Hence, I defined another operational semantics that make sequence
points local. Instead of unlocking all locations at a sequence point, it
only unlocks locations that have been locked in subexpressions of the
expression where the sequence point occurred. To achieve this, values
val@{Ω} v
of the expression syntax are annotated with a set
of locked locations Ω
. Initially, all values in the program
should have the empty set of locked locations. Whenever a write occurs,
not only is the written location locked in memory, it is also added to
set Ω
of the specific subexpression where the write
occurred. On a sequence point, just the annotated locations
Ω
in the specific subexpression where the sequence point
occurred are unlocked. Connectives without a sequence point just take
the union of the locked locations of their children.
For example, my operational semantics contains the following rules
ptr@{Ωl} b := val@{Ωr} v, m ⇒ val@{ {[b]} ∪ Ωl ∪ Ωr} v, lock b (<[b:=v]>m)
provided that is_writable m b
val@{Ω} v ? el : er, m ⇒ er, unlock Ω m
provided that value_false v
As one can see here, the rule for the assignment not only locks the
location b
, it also adds it to the locations to be unlocked
in the expression. Notice that the predicate
is_writable m b
also ensures that b
is not
locked.
This way of dealing with sequence points is more restrictive than Ellison/Rosu’s approach. For example, my semantics makes
int x, y, *p = &y;
int f() { if (x) { p = &x; } return 0; }
int main() {
int r = (x = 1) + (*p = 2) + f();
}
undefined. The path that leads to undefined behavior is 1.)
x = 1
2.) call f
which changes p
to &x
, 3.) *p = 1
. Here, the lock of
&x
survives the function call. In the semantics of
Ellison/Rosu, this program has defined behavior, as the sequence point
before the function call destroys all locks, so also the lock of
&x
.
I am still wondering whether my semantics excludes any non artificial programs.
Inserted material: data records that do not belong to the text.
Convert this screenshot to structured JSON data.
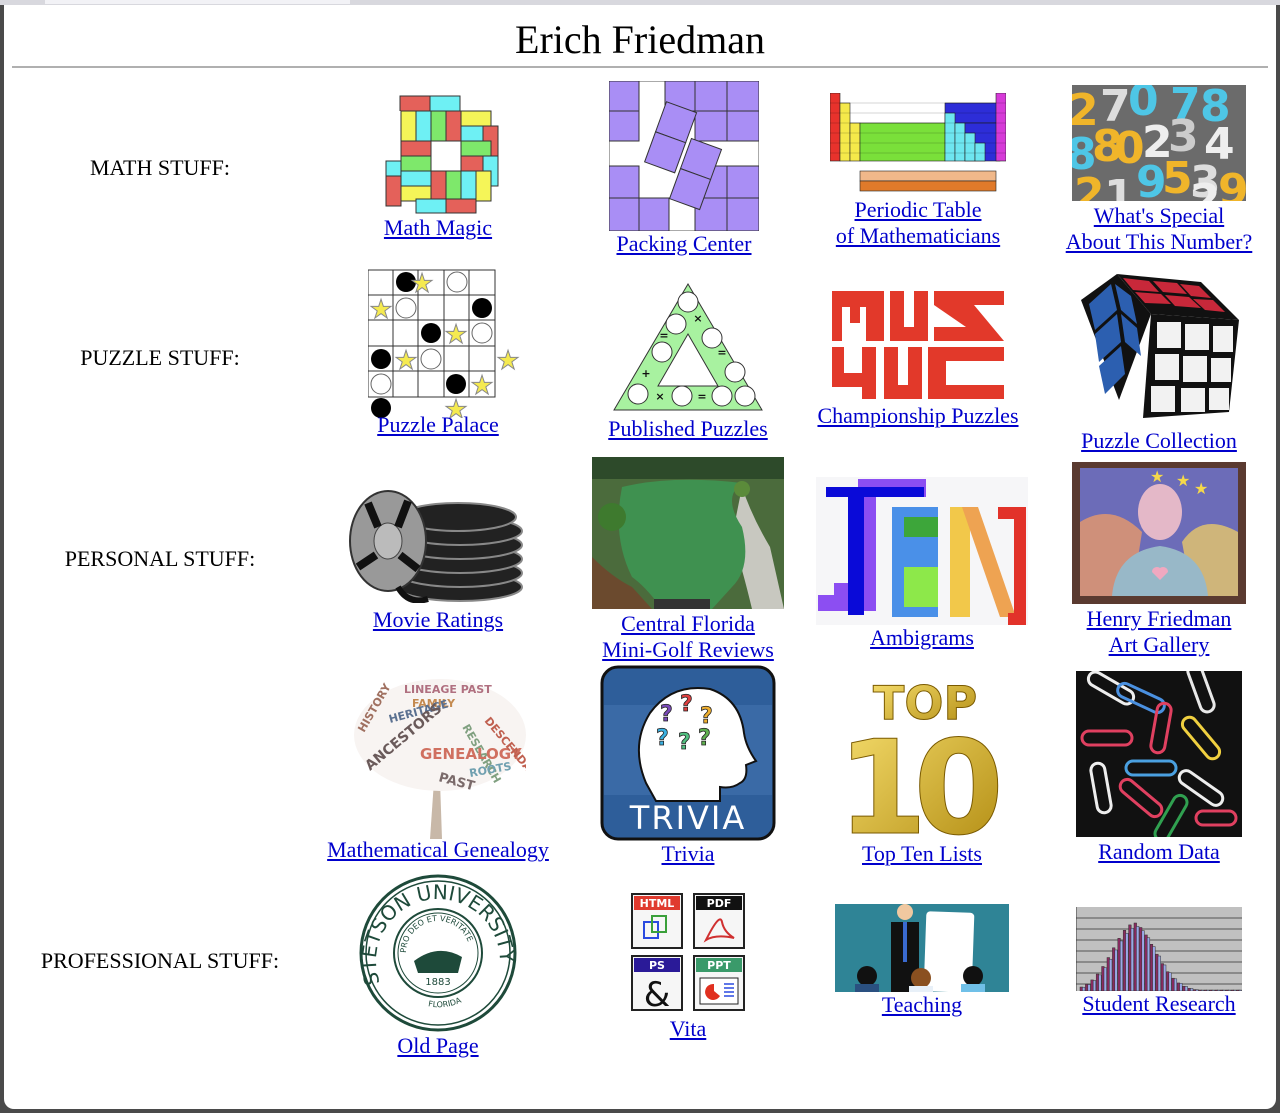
{
  "page": {
    "title": "Erich Friedman"
  },
  "rows": [
    {
      "label": "MATH STUFF:",
      "items": [
        {
          "icon": "domino-ring-icon",
          "lines": [
            "Math Magic"
          ]
        },
        {
          "icon": "square-packing-icon",
          "lines": [
            "Packing Center"
          ]
        },
        {
          "icon": "periodic-table-icon",
          "lines": [
            "Periodic Table",
            "of Mathematicians"
          ]
        },
        {
          "icon": "numbers-collage-icon",
          "lines": [
            "What's Special",
            "About This Number?"
          ]
        }
      ]
    },
    {
      "label": "PUZZLE STUFF:",
      "items": [
        {
          "icon": "grid-puzzle-icon",
          "lines": [
            "Puzzle Palace"
          ]
        },
        {
          "icon": "triangle-puzzle-icon",
          "lines": [
            "Published Puzzles"
          ]
        },
        {
          "icon": "puzzle-logo-icon",
          "lines": [
            "Championship Puzzles"
          ]
        },
        {
          "icon": "rubiks-cube-icon",
          "lines": [
            "Puzzle Collection"
          ]
        }
      ]
    },
    {
      "label": "PERSONAL STUFF:",
      "items": [
        {
          "icon": "film-reels-icon",
          "lines": [
            "Movie Ratings"
          ]
        },
        {
          "icon": "mini-golf-photo-icon",
          "lines": [
            "Central Florida",
            "Mini-Golf Reviews"
          ]
        },
        {
          "icon": "ambigram-ten-icon",
          "lines": [
            "Ambigrams"
          ]
        },
        {
          "icon": "portrait-painting-icon",
          "lines": [
            "Henry Friedman",
            "Art Gallery"
          ]
        }
      ]
    },
    {
      "label": "",
      "items": [
        {
          "icon": "word-cloud-tree-icon",
          "lines": [
            "Mathematical Genealogy"
          ]
        },
        {
          "icon": "trivia-head-icon",
          "lines": [
            "Trivia"
          ],
          "icon_text": "TRIVIA"
        },
        {
          "icon": "top-ten-icon",
          "lines": [
            "Top Ten Lists"
          ],
          "icon_text": "TOP 10"
        },
        {
          "icon": "paper-clips-icon",
          "lines": [
            "Random Data"
          ]
        }
      ]
    },
    {
      "label": "PROFESSIONAL STUFF:",
      "items": [
        {
          "icon": "university-seal-icon",
          "lines": [
            "Old Page"
          ],
          "icon_text": [
            "STETSON UNIVERSITY",
            "PRO DEO ET VERITATE",
            "1883",
            "FLORIDA"
          ]
        },
        {
          "icon": "document-formats-icon",
          "lines": [
            "Vita"
          ],
          "icon_text": [
            "HTML",
            "PDF",
            "PS",
            "PPT"
          ]
        },
        {
          "icon": "teaching-presentation-icon",
          "lines": [
            "Teaching"
          ]
        },
        {
          "icon": "histogram-icon",
          "lines": [
            "Student Research"
          ]
        }
      ]
    }
  ],
  "colors": {
    "link": "#0000cc"
  }
}
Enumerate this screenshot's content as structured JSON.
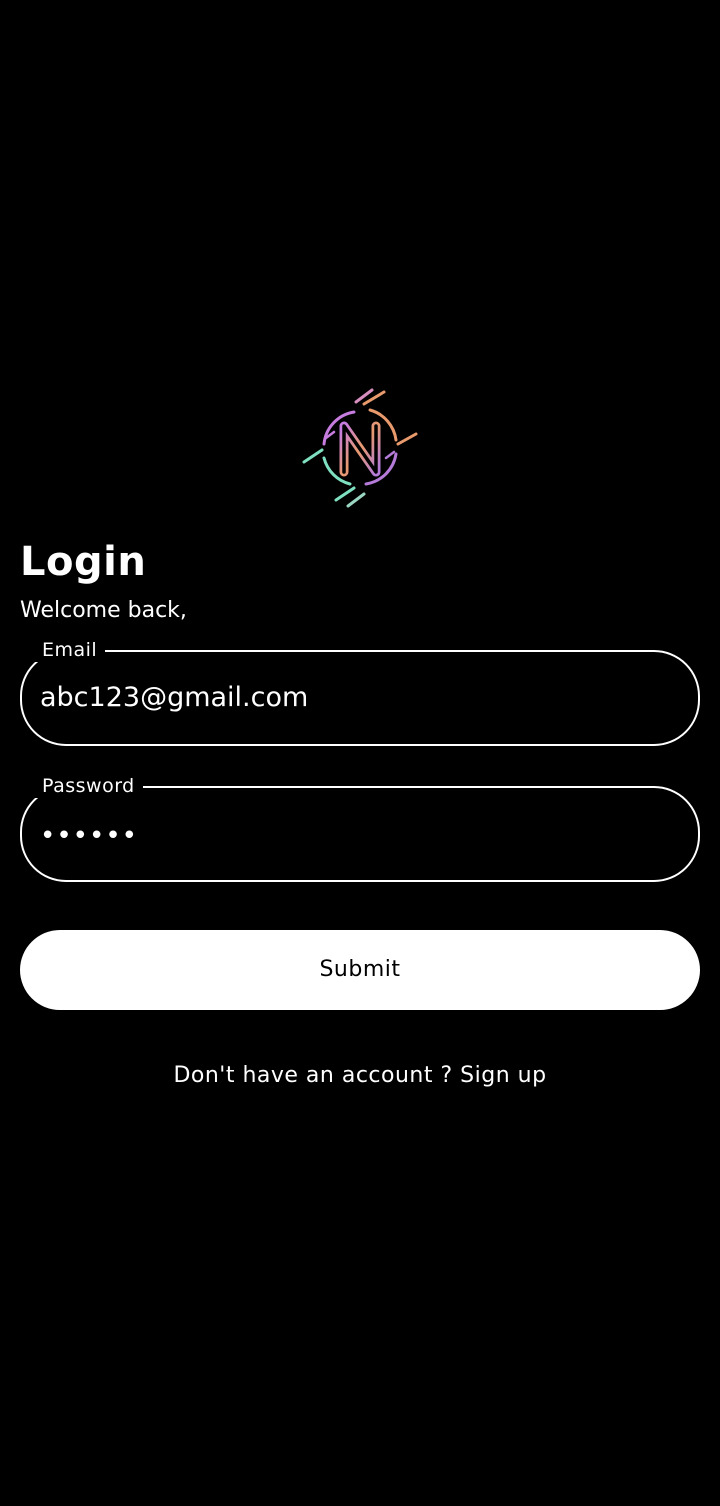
{
  "logo": {
    "icon": "n-letter-logo-icon",
    "colors": [
      "#c77ce0",
      "#e89a6d",
      "#7fe0c1",
      "#b57bd8"
    ]
  },
  "login": {
    "title": "Login",
    "subtitle": "Welcome back,"
  },
  "email": {
    "label": "Email",
    "value": "abc123@gmail.com"
  },
  "password": {
    "label": "Password",
    "value": "••••••"
  },
  "submit": {
    "label": "Submit"
  },
  "signup": {
    "prompt": "Don't have an account ?",
    "link": "Sign up"
  }
}
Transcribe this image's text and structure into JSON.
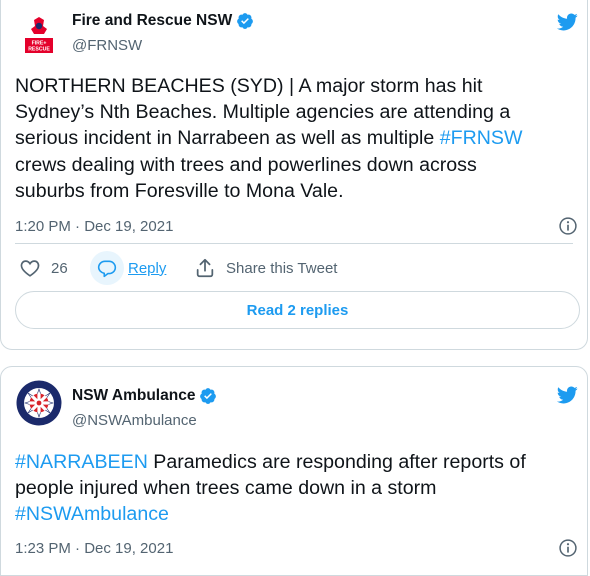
{
  "tweets": [
    {
      "author_name": "Fire and Rescue NSW",
      "handle": "@FRNSW",
      "avatar_text": "FIRE+RESCUE",
      "text_lines": [
        {
          "pre": "NORTHERN BEACHES (SYD) | A major storm has hit",
          "tag": "",
          "post": ""
        },
        {
          "pre": "Sydney’s Nth Beaches. Multiple agencies are attending a",
          "tag": "",
          "post": ""
        },
        {
          "pre": "serious incident in Narrabeen as well as multiple ",
          "tag": "#FRNSW",
          "post": ""
        },
        {
          "pre": "crews dealing with trees and powerlines down across",
          "tag": "",
          "post": ""
        },
        {
          "pre": "suburbs from Foresville to Mona Vale.",
          "tag": "",
          "post": ""
        }
      ],
      "timestamp": "1:20 PM · Dec 19, 2021",
      "likes_count": "26",
      "reply_label": "Reply",
      "share_label": "Share this Tweet",
      "read_replies_label": "Read 2 replies"
    },
    {
      "author_name": "NSW Ambulance",
      "handle": "@NSWAmbulance",
      "avatar_text": "NEW SOUTH WALES AMBULANCE",
      "text_lines": [
        {
          "pre": "",
          "tag": "#NARRABEEN",
          "post": " Paramedics are responding after reports of"
        },
        {
          "pre": "people injured when trees came down in a storm",
          "tag": "",
          "post": ""
        },
        {
          "pre": "",
          "tag": "#NSWAmbulance",
          "post": ""
        }
      ],
      "timestamp": "1:23 PM · Dec 19, 2021"
    }
  ],
  "colors": {
    "link_blue": "#1d9bf0",
    "text_primary": "#0f1419",
    "text_secondary": "#536471",
    "border": "#cfd9de",
    "frnsw_red": "#e4002b",
    "ambulance_red": "#d8232a"
  },
  "icons": {
    "verified": "verified-badge-icon",
    "bird": "twitter-bird-icon",
    "info": "info-icon",
    "heart": "heart-icon",
    "reply": "reply-bubble-icon",
    "share": "share-icon"
  }
}
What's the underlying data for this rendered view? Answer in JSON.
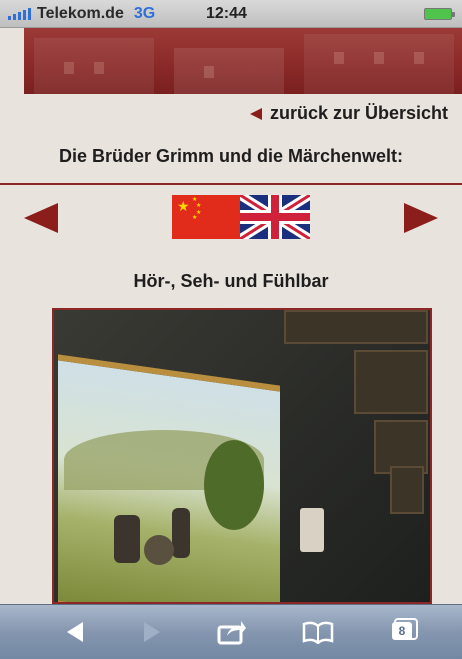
{
  "status_bar": {
    "carrier": "Telekom.de",
    "network": "3G",
    "time": "12:44",
    "battery_color": "#4fc34b"
  },
  "page": {
    "back_link": "zurück zur Übersicht",
    "title": "Die Brüder Grimm und die Märchenwelt:",
    "subtitle": "Hör-, Seh- und Fühlbar",
    "accent_color": "#8b1d1a"
  },
  "language_flags": [
    "flag-china-icon",
    "flag-uk-icon"
  ],
  "toolbar": {
    "icons": [
      "back-arrow-icon",
      "forward-arrow-icon",
      "share-icon",
      "bookmarks-icon",
      "tabs-icon"
    ],
    "tab_count": "8"
  }
}
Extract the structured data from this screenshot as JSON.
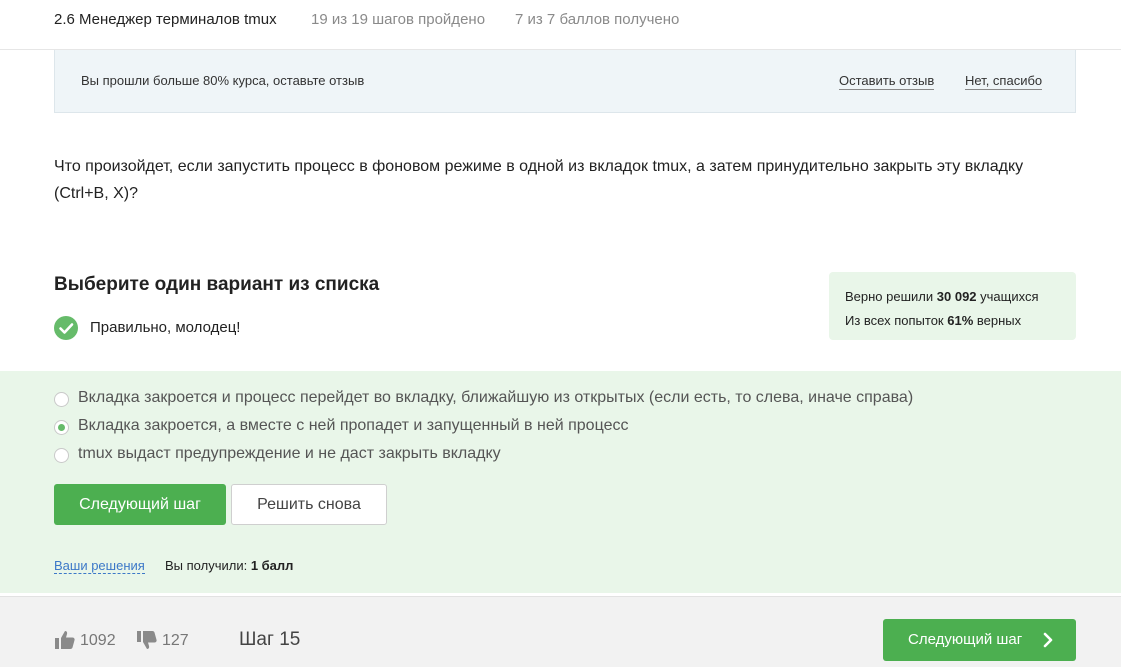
{
  "header": {
    "lesson_title": "2.6 Менеджер терминалов tmux",
    "steps_progress": "19 из 19 шагов пройдено",
    "points_progress": "7 из 7 баллов  получено"
  },
  "feedback_banner": {
    "text": "Вы прошли больше 80% курса, оставьте отзыв",
    "leave_review": "Оставить отзыв",
    "no_thanks": "Нет, спасибо"
  },
  "question": {
    "text": "Что произойдет, если запустить процесс в фоновом режиме в одной из вкладок tmux, а затем принудительно закрыть эту вкладку (Ctrl+B, X)?"
  },
  "quiz": {
    "title": "Выберите один вариант из списка",
    "result": "Правильно, молодец!",
    "options": [
      {
        "label": "Вкладка закроется и процесс перейдет во вкладку, ближайшую из открытых (если есть, то слева, иначе справа)",
        "selected": false
      },
      {
        "label": "Вкладка закроется, а вместе с ней пропадет и запущенный в ней процесс",
        "selected": true
      },
      {
        "label": "tmux выдаст предупреждение и не даст закрыть вкладку",
        "selected": false
      }
    ],
    "next_button": "Следующий шаг",
    "retry_button": "Решить снова",
    "solutions_link": "Ваши решения",
    "score_prefix": "Вы получили: ",
    "score_value": "1 балл"
  },
  "stats": {
    "solved_prefix": "Верно решили ",
    "solved_count": "30 092",
    "solved_suffix": " учащихся",
    "attempts_prefix": "Из всех попыток ",
    "attempts_percent": "61%",
    "attempts_suffix": " верных"
  },
  "footer": {
    "likes": "1092",
    "dislikes": "127",
    "step": "Шаг 15",
    "next_button": "Следующий шаг"
  },
  "colors": {
    "accent_green": "#4caf50",
    "answer_bg": "#e9f6e9",
    "link_blue": "#3c78c8"
  }
}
Keep in mind that the following program has defined (but non-deterministic) behavior in my operational semantics (as one would expect).
int x;
int f(int y) { return (x = y); }
int main(void) {
printf("%d\n", f(3) + f(4));
return 0;
}
Future work
Currently I have two versions of an operational semantics for sequence points: one as an extension of CompCert, and a more restrictive version as part of my own development. For the last one I also have an axiomatic semantics (and a formally verified soundness proof).
I intend to prove that CompCert is an instance of my semantics in future work. In my previous post I described two extensions of CompCert that will be needed for this correspondence.
An important next step is to make the axiomatic more suitable to be used for a verification condition generator.
Sources
The sources of my extensions to CompCert can be found at my github repository, and the sources and documentation of my axiomatic semantics can be found here.